Proprio comprendendo come quel “demone” che si impossessa di loro, spingedoli a fare cose delle quali si pentiranno rapidamente, rappresenti una costante del genere umano, i bambini riescono infatti a superare la paura di essere “diversi” o sgradevoli e a capire la transitorietà di un processo emotivo che coinvolge tutti, grandi e piccini.
Leggere letture per bambini sull’amicizia, è invece funzionale a rinsaldare le loro prime certezze, a chiarire ai più piccoli la natura di un rapporto spesso altalenante e a spingere i bambini in direzione della creazione di un nuovo universo relazionale, fondato su rapporti paritari e non più gerarchici.
le letture per bambini sull’amicizia(quantomeno le migliori) sono accomunate da una struttura rivolta a mostrare ai piccoli lettori la necessità di superare quei piccoli ostacoli che verranno sicuramente a crearsi, non appena il bambino approccerà i suoi coetanei in un modo per lui assolutamente nuovo ed inconsueto.
Il doversi contendere attenzioni, giocattoli e spazi fisici, porta infatti i bambini ad immergersi in un universo relazionale all’interno dei quale i piaceri derivanti dall’amicizia sono spesso accompagnati da piccole liti e diverbi, in grado di mettere in crisi l’intera architettura emotiva venutasi a creare.

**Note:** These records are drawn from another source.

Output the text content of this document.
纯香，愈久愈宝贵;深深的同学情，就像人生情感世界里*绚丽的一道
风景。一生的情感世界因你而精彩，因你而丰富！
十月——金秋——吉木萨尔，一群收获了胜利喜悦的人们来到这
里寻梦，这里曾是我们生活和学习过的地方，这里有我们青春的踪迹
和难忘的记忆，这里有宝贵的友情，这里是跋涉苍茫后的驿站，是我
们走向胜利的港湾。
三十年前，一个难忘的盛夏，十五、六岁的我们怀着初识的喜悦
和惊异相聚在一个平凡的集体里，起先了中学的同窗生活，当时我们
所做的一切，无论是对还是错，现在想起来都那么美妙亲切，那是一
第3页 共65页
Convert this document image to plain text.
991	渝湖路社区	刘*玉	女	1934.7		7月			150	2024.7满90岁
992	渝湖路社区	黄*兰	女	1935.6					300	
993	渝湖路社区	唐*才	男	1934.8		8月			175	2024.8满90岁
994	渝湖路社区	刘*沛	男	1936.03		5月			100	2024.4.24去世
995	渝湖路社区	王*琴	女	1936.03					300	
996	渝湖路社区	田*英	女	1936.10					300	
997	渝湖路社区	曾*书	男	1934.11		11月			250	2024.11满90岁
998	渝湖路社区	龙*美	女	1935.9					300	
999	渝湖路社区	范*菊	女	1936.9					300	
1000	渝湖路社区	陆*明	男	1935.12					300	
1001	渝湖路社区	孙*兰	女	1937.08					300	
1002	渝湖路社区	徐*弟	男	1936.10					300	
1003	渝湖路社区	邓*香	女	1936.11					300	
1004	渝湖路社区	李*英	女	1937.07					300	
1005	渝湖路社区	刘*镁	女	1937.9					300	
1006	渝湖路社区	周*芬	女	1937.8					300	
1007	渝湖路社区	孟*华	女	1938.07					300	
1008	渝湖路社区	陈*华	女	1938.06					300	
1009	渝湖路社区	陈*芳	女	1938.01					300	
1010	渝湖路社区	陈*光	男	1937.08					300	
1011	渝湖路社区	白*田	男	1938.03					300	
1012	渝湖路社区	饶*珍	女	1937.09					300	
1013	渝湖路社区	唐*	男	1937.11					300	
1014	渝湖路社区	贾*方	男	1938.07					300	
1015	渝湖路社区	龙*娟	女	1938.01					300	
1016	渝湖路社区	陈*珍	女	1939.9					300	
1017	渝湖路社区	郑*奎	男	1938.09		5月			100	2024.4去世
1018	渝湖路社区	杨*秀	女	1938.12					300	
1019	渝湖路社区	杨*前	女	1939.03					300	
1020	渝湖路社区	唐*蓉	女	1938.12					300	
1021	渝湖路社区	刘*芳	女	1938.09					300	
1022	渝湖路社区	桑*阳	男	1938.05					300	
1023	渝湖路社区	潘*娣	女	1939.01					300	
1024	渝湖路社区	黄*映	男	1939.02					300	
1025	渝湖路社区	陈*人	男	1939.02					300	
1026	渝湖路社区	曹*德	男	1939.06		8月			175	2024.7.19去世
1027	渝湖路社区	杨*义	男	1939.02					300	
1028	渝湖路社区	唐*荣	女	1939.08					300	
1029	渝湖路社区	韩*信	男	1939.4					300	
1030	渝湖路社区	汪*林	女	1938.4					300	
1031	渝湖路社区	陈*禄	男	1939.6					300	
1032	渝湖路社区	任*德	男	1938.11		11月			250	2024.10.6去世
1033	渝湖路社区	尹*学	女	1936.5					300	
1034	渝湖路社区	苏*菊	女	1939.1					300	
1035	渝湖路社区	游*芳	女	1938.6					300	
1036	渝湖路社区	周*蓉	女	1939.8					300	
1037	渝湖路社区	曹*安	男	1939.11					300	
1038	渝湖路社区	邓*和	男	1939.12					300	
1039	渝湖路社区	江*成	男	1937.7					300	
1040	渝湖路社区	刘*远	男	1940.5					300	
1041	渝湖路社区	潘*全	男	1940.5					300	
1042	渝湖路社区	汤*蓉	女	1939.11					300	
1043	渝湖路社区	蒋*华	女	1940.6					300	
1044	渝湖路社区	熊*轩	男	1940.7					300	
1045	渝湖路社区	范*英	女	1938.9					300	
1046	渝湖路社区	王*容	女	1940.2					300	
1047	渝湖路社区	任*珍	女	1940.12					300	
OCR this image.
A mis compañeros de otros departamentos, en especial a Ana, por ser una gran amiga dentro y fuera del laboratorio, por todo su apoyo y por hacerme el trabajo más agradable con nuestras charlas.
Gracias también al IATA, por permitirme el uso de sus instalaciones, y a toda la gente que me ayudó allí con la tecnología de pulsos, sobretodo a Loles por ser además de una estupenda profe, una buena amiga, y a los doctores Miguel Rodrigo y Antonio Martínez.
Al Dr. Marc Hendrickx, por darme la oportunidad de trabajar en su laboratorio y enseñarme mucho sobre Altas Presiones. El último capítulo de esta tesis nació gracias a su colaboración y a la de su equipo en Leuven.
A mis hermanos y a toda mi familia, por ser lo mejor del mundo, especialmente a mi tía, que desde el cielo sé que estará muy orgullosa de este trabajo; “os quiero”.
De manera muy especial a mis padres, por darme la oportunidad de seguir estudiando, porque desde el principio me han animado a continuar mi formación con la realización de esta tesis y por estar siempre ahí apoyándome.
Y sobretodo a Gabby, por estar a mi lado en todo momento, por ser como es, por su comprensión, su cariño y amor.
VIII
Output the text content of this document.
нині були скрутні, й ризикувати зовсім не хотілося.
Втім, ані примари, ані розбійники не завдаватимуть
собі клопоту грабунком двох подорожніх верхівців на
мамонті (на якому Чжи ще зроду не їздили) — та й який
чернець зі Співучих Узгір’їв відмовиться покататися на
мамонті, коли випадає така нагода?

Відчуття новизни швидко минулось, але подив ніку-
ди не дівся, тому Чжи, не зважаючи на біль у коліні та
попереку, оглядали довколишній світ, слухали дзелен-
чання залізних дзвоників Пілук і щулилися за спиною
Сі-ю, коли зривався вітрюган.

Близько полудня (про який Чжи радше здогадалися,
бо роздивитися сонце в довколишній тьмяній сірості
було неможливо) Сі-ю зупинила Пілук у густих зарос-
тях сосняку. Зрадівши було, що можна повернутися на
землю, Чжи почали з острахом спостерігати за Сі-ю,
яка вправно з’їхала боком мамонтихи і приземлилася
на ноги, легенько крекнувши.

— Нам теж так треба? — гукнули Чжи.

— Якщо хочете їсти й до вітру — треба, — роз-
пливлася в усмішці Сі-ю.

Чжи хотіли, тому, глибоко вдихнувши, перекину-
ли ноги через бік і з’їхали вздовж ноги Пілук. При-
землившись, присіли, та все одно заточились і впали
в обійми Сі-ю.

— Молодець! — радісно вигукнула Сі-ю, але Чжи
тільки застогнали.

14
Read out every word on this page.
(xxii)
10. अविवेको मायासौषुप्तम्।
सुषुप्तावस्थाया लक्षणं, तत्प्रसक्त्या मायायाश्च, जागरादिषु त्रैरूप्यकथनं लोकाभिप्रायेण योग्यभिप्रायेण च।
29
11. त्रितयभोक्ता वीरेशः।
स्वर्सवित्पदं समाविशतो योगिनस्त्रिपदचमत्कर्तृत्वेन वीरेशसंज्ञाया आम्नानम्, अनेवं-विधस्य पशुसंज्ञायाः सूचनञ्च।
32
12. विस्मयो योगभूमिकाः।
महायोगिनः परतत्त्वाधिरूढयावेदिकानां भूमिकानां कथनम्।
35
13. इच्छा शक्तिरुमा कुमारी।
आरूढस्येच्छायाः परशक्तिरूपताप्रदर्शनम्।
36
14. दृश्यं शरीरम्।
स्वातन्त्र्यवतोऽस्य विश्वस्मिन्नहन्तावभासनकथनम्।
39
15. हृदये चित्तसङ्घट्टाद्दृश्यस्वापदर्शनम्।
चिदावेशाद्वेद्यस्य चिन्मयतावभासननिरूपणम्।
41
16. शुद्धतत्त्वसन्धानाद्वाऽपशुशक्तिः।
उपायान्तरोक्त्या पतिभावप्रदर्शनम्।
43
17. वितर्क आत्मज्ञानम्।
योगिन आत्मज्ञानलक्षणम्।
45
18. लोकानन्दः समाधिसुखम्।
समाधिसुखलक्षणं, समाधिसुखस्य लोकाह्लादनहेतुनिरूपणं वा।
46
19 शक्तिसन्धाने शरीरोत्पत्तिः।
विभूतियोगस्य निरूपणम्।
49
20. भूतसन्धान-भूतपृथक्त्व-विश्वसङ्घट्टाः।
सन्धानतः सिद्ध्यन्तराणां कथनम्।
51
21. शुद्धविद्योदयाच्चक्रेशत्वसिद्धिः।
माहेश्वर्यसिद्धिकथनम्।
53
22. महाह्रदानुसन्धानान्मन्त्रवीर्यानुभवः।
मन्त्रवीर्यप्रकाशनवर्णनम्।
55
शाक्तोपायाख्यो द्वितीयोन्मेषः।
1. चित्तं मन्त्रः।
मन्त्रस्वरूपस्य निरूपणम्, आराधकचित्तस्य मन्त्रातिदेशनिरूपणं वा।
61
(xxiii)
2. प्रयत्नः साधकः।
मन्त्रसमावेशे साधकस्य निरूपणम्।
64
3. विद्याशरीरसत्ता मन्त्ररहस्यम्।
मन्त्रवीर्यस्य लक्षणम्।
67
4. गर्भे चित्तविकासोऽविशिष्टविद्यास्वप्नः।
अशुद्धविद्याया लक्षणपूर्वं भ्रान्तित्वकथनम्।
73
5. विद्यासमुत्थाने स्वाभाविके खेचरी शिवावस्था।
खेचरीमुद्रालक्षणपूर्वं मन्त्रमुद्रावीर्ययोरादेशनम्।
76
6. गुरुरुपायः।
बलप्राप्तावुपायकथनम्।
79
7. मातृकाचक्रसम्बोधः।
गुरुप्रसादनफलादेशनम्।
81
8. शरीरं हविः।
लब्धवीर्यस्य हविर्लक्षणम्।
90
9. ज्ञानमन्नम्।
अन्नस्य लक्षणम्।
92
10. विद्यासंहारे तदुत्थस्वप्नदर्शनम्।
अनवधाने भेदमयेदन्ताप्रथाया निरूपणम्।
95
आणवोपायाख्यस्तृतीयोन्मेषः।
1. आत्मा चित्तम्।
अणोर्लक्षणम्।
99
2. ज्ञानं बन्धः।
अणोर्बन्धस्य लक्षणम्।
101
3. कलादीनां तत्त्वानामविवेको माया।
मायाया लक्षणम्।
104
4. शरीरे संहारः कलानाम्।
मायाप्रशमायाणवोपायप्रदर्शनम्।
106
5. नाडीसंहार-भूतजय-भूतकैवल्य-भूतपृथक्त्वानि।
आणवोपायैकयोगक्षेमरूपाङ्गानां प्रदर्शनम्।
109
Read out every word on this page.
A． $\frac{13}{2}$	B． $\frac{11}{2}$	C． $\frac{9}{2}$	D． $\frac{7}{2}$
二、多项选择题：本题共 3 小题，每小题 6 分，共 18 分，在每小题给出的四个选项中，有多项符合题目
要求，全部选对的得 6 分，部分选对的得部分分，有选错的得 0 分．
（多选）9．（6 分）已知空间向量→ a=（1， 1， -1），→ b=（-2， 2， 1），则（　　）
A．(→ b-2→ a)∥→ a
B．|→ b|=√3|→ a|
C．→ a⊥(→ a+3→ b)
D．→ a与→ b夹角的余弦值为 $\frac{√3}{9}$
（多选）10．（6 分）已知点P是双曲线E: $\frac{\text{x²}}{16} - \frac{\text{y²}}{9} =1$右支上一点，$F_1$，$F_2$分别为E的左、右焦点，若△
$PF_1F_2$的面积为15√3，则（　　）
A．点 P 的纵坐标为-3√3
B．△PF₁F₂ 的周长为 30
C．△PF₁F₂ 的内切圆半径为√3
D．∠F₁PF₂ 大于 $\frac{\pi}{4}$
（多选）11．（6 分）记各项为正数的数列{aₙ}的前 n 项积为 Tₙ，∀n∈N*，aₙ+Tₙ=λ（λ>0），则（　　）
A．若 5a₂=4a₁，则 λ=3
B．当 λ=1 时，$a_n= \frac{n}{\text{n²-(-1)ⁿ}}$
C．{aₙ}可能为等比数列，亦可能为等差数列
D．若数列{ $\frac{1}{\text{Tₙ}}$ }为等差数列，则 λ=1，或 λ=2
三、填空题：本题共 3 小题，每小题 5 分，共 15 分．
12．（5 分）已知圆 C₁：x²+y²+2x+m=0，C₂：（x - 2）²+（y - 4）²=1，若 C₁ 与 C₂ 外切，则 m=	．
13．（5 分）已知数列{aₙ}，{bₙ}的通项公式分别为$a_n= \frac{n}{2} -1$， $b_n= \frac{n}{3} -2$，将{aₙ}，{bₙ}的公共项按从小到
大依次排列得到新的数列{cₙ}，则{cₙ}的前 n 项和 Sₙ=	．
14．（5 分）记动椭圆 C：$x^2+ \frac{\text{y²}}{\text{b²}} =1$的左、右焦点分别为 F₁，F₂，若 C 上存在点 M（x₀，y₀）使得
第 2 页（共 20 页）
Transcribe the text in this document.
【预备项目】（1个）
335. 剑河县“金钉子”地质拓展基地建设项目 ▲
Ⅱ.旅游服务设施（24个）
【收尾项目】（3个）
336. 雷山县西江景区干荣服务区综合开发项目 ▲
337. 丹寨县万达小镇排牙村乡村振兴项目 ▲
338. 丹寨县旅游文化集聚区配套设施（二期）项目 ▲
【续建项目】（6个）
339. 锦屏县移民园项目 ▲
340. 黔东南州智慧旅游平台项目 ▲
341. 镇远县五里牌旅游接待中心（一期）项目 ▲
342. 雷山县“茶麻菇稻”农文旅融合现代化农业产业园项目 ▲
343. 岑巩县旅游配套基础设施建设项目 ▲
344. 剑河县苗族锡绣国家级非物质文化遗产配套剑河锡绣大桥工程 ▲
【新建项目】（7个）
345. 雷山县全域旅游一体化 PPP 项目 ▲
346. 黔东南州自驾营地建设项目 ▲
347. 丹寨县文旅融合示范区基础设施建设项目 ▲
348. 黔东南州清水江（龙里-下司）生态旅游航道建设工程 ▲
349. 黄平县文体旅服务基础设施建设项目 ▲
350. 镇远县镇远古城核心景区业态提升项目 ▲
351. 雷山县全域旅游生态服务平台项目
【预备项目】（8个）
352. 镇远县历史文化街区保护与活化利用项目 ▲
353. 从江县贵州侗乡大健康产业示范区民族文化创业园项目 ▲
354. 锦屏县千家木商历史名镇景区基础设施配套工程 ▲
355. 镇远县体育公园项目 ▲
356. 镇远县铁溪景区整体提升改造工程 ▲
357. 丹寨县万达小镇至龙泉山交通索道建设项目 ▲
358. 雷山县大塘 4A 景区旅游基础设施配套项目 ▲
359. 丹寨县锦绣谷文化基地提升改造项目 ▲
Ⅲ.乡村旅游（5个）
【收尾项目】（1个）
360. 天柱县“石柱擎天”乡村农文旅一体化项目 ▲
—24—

Per questa ragione, leggere letture per bambini incentrate sull’amicizia aiuta i piccoli lettori a comprendere la natura parziale della difficoltà e la necessità di osservare i rapporti umani in prospettiva, lanciando uno sguardo oltre i primi litigi e le prime gelosie.
Una volta stabiliti quali contenuti si addicono maggiormente al vissuto e alle esperienze dei bambini di tre anni e rotti, è doveroso sottolineare (in caso ce ne fosse bisogno) come la forma delle suddette letture per bambini di età compresa tra i 3 e i 4 anni debba trovarsi ancora necessariamente orientata verso la preponderanza dell’immagine e come la porzione scritta debba risultare ancora subalterna.
Prima del compimento del quarto anno di età, un bambino difficilmente si trova in grado di seguire il dipanarsi di una trama complessa, soprattutto in assenza di un supporto visivo che consenta di riconnettere quanto udito a ciò che può agevolmente visualizzare, senza troppi sforzi immaginativi o voli pindarici che potrebbero risultare alla lunga fuorvianti.
Trovandosi la piccola mente di un treenne ancora preda di immagini astratte e concetti privi di forma, il bambino chiede infatti di poter vedere assiduamente tutto ciò che risulterebbe amorfo e poco accessibile sulla base di una semplice narrazione orale.
Proprio grazie al supporto visivo, il piccolo lettore riesce finalmente ad istituire corrispondenze univoche tra parola e concetto e a seguire, seppur a fatica, brevi narrazioni che prevedono l’oggetto, ormai definito, al centro della scena morale ed emotiva.
Per intenderci, se provate a raccontare una breve storia incentrata sulle avventure di un fantomatico orsetto di nome Carlo (o Gianfranco, o quello che preferite voi), senza mostrare al piccolo un’immagine chiara del protagonista, il bimbo passerà buona parte del tempo cercando di dare un volto al personaggio in questione, perdendosi la totalità della narrazione, dato che la sua mente non si trova in grado di assorbire ulteriori nozioni fin quando risulta ancora impegnata a riflettere sulle precedenti.
Se, al contrario, partite subito mostrando al piccolo l’orsetto Carlo e facendo alcuni rapidi test per assicurarvi che il referente sia ormai stato fissato saldamente nella sua testa, il passaggio alla fase successiva (rappresentata da quello che l’orsetto Carlo fa o dice) risulterà molto più agevole, perché non richiederà altre premesse.
Quando acquistate letture per bambini di tre anni o poco più, assicuratevi dunque che l’immagine ricopra un ruolo centrale all’interno dell’albo e rimandate tutte quelle storie un po’ più complesse, che sicuramente non vedete l’ora di leggere, al compimento del quarto anno, quando l’orizzonte semantico e il bagaglio di conoscenze del piccolo muteranno repentinamente.